En agroécologie, une des stratégies courantes est d’associer différentes espèces végétales pour valoriser au mieux les ressources de l’environnement : or, il se pourrait que ces associations se fassent également à l’échelle microbiotique. Ainsi, des recherches ont montré que le microbiote des plantes associées était différent du microbiote de chaque plante conduite seule.

Par exemple, dans l’association blé-légumineuse, la légumineuse, qui bénéficie de la fixation biologique de l’azote atmosphérique grâce à l’association avec rhizobia, promeut aussi la nutrition en azote de la graminée en lui laissant disponible l’azote du sol.

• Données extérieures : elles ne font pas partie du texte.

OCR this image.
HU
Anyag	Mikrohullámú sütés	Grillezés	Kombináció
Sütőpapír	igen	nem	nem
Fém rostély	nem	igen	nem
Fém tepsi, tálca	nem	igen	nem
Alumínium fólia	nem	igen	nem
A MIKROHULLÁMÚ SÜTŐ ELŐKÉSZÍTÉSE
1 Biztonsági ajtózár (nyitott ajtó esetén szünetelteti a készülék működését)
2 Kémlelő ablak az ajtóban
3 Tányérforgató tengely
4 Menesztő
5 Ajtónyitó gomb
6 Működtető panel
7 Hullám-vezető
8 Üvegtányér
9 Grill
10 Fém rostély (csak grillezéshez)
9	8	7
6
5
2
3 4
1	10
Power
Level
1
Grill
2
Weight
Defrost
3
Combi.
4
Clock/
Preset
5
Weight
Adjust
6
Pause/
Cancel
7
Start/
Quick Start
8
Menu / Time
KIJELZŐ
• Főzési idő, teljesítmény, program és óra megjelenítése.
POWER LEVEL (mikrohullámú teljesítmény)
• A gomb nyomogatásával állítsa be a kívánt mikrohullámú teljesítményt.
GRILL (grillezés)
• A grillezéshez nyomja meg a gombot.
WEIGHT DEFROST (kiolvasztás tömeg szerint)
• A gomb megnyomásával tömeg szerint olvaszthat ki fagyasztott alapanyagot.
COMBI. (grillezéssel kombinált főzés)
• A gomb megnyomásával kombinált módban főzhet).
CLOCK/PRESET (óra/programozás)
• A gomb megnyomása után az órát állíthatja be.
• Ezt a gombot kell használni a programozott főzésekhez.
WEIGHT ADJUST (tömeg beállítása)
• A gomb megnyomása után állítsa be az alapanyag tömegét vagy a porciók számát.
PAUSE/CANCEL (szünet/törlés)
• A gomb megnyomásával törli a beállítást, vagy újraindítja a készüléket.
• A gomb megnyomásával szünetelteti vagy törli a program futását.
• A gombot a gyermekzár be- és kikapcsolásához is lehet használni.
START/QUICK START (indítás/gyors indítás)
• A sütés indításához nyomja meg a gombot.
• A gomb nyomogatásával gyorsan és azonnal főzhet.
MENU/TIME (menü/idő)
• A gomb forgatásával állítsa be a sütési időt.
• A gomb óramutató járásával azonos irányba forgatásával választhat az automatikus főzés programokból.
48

L’équipe de Philippe Lemanceau formule l’hypothèse que, réciproquement, le blé et son microbiote amélioreraient la nutrition de la légumineuse en fer (lui-même essentiel pour la fixation biologique de l’azote atmosphérique).

Certaines populations microbiennes sont, à l’inverse, défavorables à la croissance et à la santé des plantes. Des recherches sont en cours pour utiliser certaines de ces populations qui pénaliseraient les adventices mais pas les plantes cultivées, leur donnant ainsi un avantage compétitif et réduisant en conséquence l’usage d’herbicide.

(1) La truffe est par exemple, un champignon mycorhizien qui établit une association avec un chêne ou un noisetier. (2) Une synthèse de sa présentation est parue en novembre dernier dans Le sélectionneur français.


Les informations généralistes contenues dans cet article ne sauraient remplacer un diagnostic personnalisé des parcelles.